Many people rate snakes among their biggest fears, but for senior biology major Caylie Funk, working with timber rattlers is just part of the job. Caylie began her research on rattlesnake metabolic rates over the summer, and was immediately faced with a steep learning curve when it came to equipment, repairs and methodology. But thanks to her own dedication and a great research team, she is now ready to engage with her honors research in an even more expert way as she continues her work into the fall semester.
First, I should begin with a quick explanation of my research. After an individual ingests a meal, there is a spike in metabolic rate due to digestion, absorption and the subsequent growth; this process is called Specific Dynamic Action (SDA). My research will evaluate the SDA response in timber rattlesnakes after giving them a small, medium or large meal. We will do this by placing the snakes in a metabolic chamber and recording their CO2 output and O2 intake. The equipment we use is really fascinating because it allows us to see the snakes breathe in real time. With timber rattlesnakes, we must record their metabolic rate for fourteen days after giving them their meal. I will visit the lab every day to restart data collection and recalibrate the very sensitive O2 meter. Based on the eventual findings of my study, future work can focus on the energetic costs of digestion and growth from total SDA response. This could lead to a better understanding of how ingested energy is used for processes such as lean growth (muscle mass) and storage (fat).
This summer research period was a huge learning experience. The respirometry equipment we use for my research is complicated and sensitive to errors, so the first two-thirds of this summer were utilized as a training period. Human anatomy instructor and Ph.D candidate in Dr. Beaupre’s lab, Jason Ortega, has spent an extensive amount of time teaching me, answered a million questions and even allowed me to take part in recording data in his last few trials with cottonmouths. The training was extremely beneficial and I am now able to run my experimental trials without assistance, at least for the most part, as working with venomous snakes requires a more experienced hand (i.e. not an undergraduate).
Before jumping into official trials, we decided to perform a couple of trial runs to determine the appropriate size of chamber, what size mice to use, and if the snakes will eat in the chambers. Believe it or not, snakes can be very picky. We first tried a mouse size called “fuzzy,” which is a relatively small size and allows us to get closer to the intended meal mass. However, we ended up using a comically large number of fuzzies for one snake (11 per snake). For our smallest guy, this was too many morsels for him to eat and he only ate 6 of the 11. Another snake refused to eat in the chamber and we had to remove him and feed him in a separate location, in which he did finally eat.

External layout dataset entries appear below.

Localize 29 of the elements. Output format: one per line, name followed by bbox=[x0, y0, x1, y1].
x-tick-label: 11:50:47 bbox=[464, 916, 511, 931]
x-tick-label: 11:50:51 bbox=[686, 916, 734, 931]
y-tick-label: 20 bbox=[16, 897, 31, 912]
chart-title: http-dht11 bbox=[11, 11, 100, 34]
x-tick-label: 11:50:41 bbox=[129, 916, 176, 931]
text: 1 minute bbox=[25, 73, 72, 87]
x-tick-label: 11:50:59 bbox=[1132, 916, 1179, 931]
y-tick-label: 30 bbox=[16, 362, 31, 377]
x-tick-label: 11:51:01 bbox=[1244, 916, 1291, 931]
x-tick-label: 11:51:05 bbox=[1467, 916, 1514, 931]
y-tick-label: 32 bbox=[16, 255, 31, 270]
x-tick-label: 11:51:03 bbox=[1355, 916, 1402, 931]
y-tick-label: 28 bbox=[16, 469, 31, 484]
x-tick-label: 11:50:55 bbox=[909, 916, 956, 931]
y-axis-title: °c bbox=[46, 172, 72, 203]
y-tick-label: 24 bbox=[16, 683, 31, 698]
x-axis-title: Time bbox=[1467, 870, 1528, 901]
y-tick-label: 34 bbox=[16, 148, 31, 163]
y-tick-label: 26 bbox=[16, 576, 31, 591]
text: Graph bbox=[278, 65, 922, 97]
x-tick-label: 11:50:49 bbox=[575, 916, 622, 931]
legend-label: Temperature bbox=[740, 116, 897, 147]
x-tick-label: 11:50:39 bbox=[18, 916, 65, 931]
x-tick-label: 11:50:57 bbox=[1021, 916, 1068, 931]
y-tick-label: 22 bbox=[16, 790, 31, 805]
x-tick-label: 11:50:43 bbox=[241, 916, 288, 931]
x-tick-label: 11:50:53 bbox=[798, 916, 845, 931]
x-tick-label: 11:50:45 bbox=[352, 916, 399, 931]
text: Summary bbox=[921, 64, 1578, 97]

In addition to picky snakes, we noticed some of the tubing in the equipment was beginning to crack, so we needed replacement parts.
After the first trial, we ordered new tubing and parts for the complex respirometry set up and Jason (the expert on the equipment) did most of the repairs. We also ordered a slightly larger size of mouse (“weanlings”) to reduce the number of mice we give each snake. Since it took a while for the parts and mice to come in, we are currently about to begin a second practice run, and I am very excited to see how it goes. Finally, in addition to training, Jason and I have been working on a “user manual” for the respirometry equipment so future users will not have to track down me or Jason for guidance. The process of writing the manual allowed me to gain a better understanding of the processes and machinery and I was able to become proficient in the equipment relatively quickly. As long as things go as planned we should begin official trials in mid-September!